The court also held that the couple must share the vacation or holidays “equally and in such a way as to suit the two children of the marriage and without interfering with their school calendar.”
When the children are not on holiday, the court directed that Mrs Olawoyin must give her husband at least 24 hours by SMS in advance “before visiting the two children” at their residence in Port Harcourt.

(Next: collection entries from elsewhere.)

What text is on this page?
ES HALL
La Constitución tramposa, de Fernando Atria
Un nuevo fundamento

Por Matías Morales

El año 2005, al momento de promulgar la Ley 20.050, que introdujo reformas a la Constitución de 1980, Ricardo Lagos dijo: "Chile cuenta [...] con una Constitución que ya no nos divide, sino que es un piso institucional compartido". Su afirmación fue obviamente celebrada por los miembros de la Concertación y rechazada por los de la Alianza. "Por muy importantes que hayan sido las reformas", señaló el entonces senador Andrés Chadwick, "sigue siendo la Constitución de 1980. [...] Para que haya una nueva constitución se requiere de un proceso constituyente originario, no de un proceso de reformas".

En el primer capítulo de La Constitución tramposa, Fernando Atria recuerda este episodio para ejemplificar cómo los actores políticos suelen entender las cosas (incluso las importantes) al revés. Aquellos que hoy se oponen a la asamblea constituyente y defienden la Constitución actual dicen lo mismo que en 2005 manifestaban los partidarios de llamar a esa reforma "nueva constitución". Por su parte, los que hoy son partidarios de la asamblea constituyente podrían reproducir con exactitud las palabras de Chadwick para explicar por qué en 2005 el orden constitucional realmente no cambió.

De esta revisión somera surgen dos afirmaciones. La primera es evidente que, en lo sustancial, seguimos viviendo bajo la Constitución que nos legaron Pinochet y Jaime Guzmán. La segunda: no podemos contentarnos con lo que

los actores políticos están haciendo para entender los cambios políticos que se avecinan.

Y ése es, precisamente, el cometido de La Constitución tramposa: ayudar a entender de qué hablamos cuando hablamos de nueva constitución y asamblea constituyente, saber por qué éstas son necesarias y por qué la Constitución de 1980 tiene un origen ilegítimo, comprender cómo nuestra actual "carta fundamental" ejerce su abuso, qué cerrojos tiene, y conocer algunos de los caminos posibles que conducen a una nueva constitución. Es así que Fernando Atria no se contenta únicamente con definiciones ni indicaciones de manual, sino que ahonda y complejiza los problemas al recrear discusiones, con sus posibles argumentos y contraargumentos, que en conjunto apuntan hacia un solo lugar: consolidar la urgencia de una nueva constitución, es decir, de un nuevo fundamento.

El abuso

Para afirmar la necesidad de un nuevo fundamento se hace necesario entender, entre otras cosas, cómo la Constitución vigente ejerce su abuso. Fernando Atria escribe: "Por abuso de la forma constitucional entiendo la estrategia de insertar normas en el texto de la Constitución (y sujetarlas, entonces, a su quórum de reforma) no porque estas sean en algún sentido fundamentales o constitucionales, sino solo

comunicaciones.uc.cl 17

The address was given in the ruling, but PREMIUM TIMES decided to withhold it.
“Should there be any change of residential address, Respondent (Mr Olawoyin) must file a notice of such change at the registry of this court and serve applicant’s counsel accordingly.”
The ruling also gave Mrs Olawoyin permission to take the children to “any decent playground or mall shop within the city of Port Harcourt and return them back to the aforesaid residence.”
It directed the couple to sign, and file an undertaking not to breach the orders, “except with the written consent of this court.”
The court also signalled that the orders could be varied, “if need be, and at the request of the parties or any of them.”
Mr Olawoyin told our reporter on Sunday that no variation of the orders was issued by the court as no party requested it and that no written consent of the court was issued to validate any breach of the orders.
The judge directed in the ruling that the orders will “automatically expire” only “at the final determination of this petition as they are only active, pending the final determination of this petition.”
In an interview with PREMIUM TIMES on Saturday, Lagos-based lawyer Vincent Okafor explained that any valid court order remains enforceable until it is formally set aside, even if the judge who issued it has retired or passed away.
“Any order of court that is not challenged, or that has not been set aside, remains valid… The judgment does not belong to the judge; it belongs to the court,” Mr Okafor said, citing the Supreme Court authority in Ojukwu v. Governor of Lagos State.